# 8 hours in Oslo



## musictom (Feb 17, 2015)

Hi all,

My wife and I will have an 8 hour layover in Oslo, Norway, this June. (It will be during the day). 

My question: we've never been there, and wondering how much of the town we can see/experience in 5-6 hours. Any suggestions? Tour bus? Walking tour? Stay in the airport? 

Thanks!!

Tom


----------



## Pedro (Feb 17, 2015)

musictom said:


> Hi all,
> 
> My wife and I will have an 8 hour layover in Oslo, Norway, this June. (It will be during the day).
> 
> ...



There is not much to do around the airport, and 8 hours is a long layover.  I'd suggest to take the train from the airport to the city.  It is a 25 minute ride and the main train station is close to downtown.  You can walk anywhere from there.   Just allow enough time for the return and to go through security at the airport.


----------



## Passepartout (Feb 17, 2015)

[Deleted-] Obviously my mind was in the wrong city. Sorry.


----------



## alanmj (Feb 18, 2015)

Passepartout said:


> Tivoli amusement park. walking tour or just a boat ride through the canals. Rent a bike and ride. (hint) go to your neighborhood book store and read Rick Steves' or Lonely Planet guides and take some notes. There are suggestion for a short visit. My dog was born in Copenhagen, so I'll visit his kennel- I've kept up an email dialog with his breeder. She'll show us around.
> 
> We will be there on a cruise in May, along with Amsterdam, St. Petersburg and other Baltic Capitals. Overnights in AMS, St. Pete, and Stockholm. We hate cruise line tours, so will self cater.
> 
> Jim



Jim, I'm not sure Tom can get from Oslo airport to Copenhagen, see Tivoli, and back to Oslo airport in 8 hours... 
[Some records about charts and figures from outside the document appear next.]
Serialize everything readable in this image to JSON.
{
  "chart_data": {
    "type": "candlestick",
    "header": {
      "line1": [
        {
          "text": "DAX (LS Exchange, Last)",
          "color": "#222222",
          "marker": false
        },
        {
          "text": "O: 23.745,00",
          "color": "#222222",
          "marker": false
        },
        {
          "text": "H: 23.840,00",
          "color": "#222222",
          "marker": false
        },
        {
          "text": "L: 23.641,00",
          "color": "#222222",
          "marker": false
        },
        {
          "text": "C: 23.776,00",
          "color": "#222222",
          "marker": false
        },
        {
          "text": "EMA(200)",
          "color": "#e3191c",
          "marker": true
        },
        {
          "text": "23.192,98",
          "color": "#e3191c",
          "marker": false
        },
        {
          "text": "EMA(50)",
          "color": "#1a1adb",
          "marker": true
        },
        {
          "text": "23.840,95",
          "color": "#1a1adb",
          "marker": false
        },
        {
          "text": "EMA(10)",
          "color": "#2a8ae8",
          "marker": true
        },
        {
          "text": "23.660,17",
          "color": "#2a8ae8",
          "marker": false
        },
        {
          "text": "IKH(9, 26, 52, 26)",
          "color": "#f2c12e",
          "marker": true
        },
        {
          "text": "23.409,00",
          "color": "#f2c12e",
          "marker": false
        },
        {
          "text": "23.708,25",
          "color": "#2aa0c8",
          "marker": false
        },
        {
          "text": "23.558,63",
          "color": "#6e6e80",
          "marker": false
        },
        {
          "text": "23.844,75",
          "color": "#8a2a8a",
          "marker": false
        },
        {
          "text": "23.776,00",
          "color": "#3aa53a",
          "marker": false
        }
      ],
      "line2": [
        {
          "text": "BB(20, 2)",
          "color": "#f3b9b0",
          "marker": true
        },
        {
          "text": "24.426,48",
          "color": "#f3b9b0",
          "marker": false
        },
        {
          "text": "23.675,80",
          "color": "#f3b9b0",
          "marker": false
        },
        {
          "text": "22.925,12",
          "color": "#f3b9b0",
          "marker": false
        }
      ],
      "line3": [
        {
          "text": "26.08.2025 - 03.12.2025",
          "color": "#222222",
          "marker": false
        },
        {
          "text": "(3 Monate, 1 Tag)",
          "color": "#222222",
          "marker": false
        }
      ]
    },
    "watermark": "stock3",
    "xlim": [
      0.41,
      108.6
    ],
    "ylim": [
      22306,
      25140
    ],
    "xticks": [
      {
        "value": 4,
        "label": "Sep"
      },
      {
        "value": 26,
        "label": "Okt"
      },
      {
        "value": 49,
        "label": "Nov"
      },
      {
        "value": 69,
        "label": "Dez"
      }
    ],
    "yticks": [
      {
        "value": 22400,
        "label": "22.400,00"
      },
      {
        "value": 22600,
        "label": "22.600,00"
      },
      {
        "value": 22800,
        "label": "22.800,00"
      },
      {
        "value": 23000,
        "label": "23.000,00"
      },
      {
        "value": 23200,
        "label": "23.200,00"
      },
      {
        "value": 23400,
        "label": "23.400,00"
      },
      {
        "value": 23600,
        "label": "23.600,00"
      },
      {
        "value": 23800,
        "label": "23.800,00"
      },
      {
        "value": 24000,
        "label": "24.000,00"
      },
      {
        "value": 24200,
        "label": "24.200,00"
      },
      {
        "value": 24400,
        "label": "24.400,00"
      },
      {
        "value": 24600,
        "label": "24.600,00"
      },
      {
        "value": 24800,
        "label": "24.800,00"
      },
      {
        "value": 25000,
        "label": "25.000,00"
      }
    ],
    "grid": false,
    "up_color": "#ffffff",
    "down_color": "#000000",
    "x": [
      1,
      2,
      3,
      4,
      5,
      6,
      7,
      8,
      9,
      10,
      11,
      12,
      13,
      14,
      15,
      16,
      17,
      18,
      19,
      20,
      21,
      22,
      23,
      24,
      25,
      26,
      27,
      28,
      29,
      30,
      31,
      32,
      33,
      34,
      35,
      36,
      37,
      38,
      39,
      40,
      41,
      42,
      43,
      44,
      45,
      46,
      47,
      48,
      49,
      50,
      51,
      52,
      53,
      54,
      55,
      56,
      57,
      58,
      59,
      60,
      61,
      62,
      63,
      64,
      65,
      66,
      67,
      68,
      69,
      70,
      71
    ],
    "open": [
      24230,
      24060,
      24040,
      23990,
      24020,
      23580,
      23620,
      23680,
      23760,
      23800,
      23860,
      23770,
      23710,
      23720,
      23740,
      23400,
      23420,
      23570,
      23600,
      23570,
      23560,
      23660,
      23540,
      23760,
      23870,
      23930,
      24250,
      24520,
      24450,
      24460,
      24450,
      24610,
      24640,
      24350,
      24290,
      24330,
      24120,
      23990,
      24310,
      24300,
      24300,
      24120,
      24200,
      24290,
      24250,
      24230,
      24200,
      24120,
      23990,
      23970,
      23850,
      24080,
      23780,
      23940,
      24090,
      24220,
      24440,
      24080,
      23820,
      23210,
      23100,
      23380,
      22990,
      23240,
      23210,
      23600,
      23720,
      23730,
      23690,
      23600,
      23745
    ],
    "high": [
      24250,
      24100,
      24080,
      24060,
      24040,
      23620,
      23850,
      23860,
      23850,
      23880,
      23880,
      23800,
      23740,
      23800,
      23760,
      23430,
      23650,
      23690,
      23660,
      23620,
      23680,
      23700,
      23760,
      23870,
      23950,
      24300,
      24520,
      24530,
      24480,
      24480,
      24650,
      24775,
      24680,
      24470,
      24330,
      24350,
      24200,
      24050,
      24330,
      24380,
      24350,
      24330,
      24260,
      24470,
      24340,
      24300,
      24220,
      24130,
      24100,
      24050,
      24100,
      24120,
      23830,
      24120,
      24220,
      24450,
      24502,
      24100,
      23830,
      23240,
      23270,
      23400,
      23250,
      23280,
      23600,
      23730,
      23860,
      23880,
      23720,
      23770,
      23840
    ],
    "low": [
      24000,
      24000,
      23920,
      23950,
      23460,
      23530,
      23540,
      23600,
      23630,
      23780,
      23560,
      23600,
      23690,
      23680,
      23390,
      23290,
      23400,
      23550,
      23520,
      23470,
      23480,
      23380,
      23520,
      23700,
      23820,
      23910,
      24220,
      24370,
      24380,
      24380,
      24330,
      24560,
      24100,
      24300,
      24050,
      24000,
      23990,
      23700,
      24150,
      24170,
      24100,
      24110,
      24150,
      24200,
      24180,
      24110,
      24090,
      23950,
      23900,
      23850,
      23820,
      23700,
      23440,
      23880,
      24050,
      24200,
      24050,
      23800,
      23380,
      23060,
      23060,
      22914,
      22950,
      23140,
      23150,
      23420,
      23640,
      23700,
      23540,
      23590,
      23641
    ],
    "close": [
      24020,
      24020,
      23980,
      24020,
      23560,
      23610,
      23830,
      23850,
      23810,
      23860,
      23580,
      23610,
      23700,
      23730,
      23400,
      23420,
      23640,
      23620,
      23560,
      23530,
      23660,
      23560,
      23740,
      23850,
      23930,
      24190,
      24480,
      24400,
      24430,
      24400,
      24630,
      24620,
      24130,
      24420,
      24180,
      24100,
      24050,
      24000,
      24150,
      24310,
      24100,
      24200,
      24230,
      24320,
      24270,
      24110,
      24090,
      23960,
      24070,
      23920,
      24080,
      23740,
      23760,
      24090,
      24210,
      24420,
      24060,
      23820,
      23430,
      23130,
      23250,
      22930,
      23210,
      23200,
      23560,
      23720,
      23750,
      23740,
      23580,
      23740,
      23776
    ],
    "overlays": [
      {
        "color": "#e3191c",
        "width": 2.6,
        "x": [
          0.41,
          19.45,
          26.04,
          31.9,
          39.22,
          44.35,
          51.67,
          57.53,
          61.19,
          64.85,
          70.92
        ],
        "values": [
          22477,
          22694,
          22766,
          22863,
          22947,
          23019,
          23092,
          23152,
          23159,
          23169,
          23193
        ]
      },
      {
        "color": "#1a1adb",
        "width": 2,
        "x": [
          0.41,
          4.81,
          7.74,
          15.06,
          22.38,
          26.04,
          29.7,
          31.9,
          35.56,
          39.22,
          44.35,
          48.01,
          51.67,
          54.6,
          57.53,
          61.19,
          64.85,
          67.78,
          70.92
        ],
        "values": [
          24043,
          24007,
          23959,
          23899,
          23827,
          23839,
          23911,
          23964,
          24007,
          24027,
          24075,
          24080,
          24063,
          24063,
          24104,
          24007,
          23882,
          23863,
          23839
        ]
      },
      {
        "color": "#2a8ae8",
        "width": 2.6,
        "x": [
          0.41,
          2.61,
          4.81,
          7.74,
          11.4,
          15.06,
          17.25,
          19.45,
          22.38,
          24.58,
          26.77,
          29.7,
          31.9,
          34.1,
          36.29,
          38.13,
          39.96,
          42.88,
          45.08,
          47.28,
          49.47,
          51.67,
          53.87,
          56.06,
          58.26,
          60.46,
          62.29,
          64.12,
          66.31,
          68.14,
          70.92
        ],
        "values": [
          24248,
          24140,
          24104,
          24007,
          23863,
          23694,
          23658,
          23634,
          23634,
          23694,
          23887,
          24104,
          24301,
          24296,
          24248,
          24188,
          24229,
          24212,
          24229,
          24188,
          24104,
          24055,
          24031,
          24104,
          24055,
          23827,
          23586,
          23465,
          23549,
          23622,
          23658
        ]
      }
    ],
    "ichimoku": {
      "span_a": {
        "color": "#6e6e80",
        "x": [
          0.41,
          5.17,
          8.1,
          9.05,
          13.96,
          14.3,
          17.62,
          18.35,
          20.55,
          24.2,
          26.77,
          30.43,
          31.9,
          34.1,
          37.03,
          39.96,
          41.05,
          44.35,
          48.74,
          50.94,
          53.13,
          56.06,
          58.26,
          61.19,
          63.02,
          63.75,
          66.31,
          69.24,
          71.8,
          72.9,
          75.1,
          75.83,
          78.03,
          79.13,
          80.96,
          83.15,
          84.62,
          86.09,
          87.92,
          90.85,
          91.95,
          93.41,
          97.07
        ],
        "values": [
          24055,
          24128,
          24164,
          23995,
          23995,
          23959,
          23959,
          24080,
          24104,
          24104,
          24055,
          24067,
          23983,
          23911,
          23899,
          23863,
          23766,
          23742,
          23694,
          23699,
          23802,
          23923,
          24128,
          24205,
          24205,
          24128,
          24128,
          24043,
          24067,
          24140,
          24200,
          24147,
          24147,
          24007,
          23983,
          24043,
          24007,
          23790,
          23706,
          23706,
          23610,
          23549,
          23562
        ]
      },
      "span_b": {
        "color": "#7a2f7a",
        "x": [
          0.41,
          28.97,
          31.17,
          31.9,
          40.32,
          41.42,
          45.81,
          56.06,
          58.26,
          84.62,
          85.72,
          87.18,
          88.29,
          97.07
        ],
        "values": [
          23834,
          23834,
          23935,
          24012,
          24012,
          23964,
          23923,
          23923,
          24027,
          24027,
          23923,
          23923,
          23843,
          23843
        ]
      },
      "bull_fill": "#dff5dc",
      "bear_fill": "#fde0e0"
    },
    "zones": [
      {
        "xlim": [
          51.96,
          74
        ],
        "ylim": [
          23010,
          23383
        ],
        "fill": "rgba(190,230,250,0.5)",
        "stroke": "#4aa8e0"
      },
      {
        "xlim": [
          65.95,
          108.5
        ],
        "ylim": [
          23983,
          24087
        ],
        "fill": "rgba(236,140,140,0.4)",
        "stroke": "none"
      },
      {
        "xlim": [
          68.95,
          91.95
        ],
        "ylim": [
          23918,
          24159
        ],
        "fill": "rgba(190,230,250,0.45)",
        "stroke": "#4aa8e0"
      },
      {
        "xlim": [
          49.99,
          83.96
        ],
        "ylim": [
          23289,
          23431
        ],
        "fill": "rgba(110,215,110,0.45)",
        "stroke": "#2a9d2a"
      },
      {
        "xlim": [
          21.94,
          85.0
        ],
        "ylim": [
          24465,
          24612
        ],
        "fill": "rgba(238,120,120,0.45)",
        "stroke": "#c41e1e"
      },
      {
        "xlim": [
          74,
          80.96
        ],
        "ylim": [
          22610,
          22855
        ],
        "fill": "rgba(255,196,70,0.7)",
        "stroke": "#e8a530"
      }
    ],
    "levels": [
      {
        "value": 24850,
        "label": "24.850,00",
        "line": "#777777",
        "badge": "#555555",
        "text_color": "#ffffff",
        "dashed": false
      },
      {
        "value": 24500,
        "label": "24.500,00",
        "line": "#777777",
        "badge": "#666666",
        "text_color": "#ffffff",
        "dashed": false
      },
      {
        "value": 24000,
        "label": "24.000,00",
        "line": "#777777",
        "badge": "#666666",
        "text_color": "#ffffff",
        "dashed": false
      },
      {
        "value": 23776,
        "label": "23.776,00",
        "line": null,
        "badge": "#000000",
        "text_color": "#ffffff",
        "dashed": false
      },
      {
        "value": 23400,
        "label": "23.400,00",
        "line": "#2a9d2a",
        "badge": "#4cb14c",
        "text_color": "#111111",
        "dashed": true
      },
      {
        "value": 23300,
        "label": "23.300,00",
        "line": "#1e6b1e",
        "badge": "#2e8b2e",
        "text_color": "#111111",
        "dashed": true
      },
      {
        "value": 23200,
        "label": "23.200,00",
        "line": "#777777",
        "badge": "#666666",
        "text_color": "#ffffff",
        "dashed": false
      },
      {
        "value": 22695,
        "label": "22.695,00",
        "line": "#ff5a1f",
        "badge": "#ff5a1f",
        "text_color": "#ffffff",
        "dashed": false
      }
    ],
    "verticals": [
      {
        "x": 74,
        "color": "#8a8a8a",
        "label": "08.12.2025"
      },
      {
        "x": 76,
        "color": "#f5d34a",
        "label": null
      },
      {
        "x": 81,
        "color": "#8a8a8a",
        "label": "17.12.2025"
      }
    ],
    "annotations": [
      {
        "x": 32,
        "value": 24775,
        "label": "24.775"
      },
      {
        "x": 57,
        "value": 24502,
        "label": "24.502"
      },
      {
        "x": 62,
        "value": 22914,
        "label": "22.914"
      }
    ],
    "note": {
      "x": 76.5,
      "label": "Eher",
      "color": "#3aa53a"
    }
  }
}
Pedro has the right idea. But beware of drinking a beer on the main pedestrian street - most expensive beer I have ever paid for in my life! 15 euro, which is $20. Actually, beware of spending any money on anything!


----------



## Xpat (Feb 18, 2015)

The train ride from airport to the city center is an easy one. You should check out Rick Steve's video https://www.ricksteves.com/watch-read-listen/video/tv-show/oslo which covers the main sights. 

With 5-6 hours I would suggest a stroll through the town center (short walk from train station) with a stop at City Hall before heading either to Frogner Park or Bigdoy island with its choice of museums (3 boat museums and the open-air folk museum). Make you way back to the station and if there's enough time, check out the Opera House on the harbor front, it's a short walk and within sight of the station.


----------



## GetawaysRus (Feb 18, 2015)

Frogner Park includes the Vigeland sculptures.  It's a very interesting and unique attraction.  I can't think of anything else I've ever seen that was like it.  Worth the time if you can get there easily from the airport.


----------



## MULTIZ321 (Feb 19, 2015)

GetawaysRus said:


> Frogner Park includes the Vigeland sculptures.  It's a very interesting and unique attraction.  I can't think of anything else I've ever seen that was like it.  Worth the time if you can get there easily from the airport.



For more info see: http://www.vigeland.museum.no/en/vigeland-park


Richard


----------